Two options exist for those at companies using Outlook who are seeking a respite from meetings: Individuals can set their own meeting defaults at a shorter length. Also, enterprises can set shorter meeting defaults and create space for breaks for all employees — say a five-minute break ahead of all 30-minute meetings, or a 15-minute break after one-hour meetings. Individuals can override new company settings when their own meeting is being set up, but they will receive a notification about the organizational change.

Of course, the change doesn't necessarily mean a worker in a culture where meetings are endless will see a brand new world of work created moving away from endless meetings.

"Even a sliver of time between these meetings can help," the company said in a statement announcing the new feature.

Those 14 individuals who had wires hooked up to their brains aren't the only pioneers in this research effort. It is a mass experiment playing out across screens every day.

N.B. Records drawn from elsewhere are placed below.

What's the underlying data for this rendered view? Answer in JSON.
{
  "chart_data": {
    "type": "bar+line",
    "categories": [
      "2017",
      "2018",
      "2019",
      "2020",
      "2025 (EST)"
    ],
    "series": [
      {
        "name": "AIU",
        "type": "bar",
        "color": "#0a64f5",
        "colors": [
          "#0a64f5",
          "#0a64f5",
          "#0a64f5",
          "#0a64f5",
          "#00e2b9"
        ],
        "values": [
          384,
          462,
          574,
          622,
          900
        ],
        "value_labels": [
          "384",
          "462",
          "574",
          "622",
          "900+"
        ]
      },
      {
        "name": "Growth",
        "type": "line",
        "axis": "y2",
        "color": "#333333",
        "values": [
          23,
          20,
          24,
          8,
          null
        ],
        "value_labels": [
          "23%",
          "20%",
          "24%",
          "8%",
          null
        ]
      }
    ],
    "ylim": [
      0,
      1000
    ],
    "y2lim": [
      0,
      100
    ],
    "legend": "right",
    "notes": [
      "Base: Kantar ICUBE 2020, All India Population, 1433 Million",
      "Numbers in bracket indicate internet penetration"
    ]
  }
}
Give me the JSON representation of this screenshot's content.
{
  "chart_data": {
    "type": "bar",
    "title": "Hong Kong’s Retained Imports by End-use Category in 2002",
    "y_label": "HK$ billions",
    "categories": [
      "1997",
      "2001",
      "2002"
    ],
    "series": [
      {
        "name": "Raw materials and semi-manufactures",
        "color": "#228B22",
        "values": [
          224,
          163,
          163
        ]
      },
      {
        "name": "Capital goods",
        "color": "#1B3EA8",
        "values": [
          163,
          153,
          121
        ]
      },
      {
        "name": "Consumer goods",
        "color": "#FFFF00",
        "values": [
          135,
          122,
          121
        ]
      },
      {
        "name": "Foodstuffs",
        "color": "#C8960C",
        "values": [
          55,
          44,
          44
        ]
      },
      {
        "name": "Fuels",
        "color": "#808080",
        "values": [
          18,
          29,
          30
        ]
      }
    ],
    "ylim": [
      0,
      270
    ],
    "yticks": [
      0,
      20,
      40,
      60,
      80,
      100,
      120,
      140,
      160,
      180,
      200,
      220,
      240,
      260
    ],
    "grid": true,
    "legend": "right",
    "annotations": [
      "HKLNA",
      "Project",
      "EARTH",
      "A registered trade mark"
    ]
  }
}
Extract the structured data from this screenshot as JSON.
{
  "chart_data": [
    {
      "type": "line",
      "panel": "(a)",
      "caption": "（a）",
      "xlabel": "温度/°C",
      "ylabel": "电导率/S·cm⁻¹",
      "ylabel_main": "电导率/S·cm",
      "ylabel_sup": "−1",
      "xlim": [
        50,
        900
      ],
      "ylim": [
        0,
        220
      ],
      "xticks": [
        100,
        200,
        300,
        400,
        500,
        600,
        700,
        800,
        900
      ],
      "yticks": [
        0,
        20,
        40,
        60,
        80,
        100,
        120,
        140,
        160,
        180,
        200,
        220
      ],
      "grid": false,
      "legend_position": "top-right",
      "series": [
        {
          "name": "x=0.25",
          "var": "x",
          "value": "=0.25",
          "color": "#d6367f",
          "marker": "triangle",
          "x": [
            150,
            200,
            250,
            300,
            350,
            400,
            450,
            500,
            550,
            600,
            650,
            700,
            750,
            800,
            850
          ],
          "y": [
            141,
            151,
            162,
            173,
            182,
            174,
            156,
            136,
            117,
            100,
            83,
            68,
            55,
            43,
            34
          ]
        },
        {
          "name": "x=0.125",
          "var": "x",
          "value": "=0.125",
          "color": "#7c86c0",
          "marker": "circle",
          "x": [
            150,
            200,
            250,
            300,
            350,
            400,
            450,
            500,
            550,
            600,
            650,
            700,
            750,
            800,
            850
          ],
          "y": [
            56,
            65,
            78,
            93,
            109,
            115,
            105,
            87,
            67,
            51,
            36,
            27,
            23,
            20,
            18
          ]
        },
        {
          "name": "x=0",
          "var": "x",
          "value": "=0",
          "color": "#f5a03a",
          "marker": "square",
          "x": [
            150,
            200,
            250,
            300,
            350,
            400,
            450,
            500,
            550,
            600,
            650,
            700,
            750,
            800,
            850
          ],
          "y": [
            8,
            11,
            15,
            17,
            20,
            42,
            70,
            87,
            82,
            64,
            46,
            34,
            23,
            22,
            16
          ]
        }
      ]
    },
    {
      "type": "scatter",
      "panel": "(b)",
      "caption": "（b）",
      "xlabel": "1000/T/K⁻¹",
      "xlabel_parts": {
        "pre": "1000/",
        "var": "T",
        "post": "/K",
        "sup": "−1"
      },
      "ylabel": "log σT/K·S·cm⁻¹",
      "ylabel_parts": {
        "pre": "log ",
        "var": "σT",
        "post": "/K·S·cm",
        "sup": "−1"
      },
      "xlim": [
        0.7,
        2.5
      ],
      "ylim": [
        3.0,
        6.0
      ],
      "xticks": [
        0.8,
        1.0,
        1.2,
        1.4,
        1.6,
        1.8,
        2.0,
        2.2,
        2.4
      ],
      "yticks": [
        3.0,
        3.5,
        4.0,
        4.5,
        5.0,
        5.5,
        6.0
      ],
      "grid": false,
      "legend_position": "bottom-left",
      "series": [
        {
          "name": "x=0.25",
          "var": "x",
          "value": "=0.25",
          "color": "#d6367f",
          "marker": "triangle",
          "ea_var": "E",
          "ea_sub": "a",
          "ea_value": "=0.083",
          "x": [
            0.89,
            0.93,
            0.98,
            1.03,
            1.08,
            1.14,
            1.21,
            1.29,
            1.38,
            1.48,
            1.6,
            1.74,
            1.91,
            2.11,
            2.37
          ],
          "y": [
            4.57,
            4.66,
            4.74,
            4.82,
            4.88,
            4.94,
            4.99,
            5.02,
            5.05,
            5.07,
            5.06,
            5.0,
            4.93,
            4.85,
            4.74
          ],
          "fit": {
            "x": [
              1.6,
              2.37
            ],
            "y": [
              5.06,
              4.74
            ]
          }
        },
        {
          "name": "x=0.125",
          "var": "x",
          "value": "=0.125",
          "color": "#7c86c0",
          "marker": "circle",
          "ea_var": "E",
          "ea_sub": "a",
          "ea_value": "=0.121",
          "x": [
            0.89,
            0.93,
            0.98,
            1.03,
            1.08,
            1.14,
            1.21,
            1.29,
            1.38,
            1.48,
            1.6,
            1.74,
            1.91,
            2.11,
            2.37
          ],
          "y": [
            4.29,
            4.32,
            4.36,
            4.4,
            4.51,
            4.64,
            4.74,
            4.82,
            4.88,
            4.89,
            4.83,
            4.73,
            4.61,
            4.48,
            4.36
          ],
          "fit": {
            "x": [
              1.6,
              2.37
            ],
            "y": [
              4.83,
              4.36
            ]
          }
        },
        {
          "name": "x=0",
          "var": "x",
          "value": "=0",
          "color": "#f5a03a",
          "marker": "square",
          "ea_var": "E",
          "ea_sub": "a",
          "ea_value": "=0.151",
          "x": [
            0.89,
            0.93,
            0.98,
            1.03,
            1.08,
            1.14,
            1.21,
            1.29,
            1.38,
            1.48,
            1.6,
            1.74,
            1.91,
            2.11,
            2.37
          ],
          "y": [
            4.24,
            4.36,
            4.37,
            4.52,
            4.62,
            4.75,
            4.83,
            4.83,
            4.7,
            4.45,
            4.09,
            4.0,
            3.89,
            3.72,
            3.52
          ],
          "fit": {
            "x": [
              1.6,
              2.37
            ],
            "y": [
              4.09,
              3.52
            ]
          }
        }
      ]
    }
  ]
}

"The back-to-back meetings that have become the norm over the last 12 months just aren't sustainable," Spataro wrote. "Outlook and Microsoft Teams are used by millions of people around the world, and this small change can help customers develop new cultural norms and improve wellbeing for everyone."



It's meeting culture mercy, not overhaul.

"10-min breaks between meetings create a reset which means you stay in a calm and relaxed state – even after four meetings," Microsoft noted in an announcement about the changes. "The transition from one meeting to the next is a high source of stress."

Of course it is not Microsoft's job to tell other companies how to run their office cultures so it is reducing that back-to-back stress on the margins, but in the end, you'll still be sent back into more meetings, just with enough time to hydrate or consume enough calories to stay upright, or meditate for five minutes to clear the damage from the last meeting from your head.

"Essential breaks," the company said, for what may still be viewed within organizations as more essential meetings.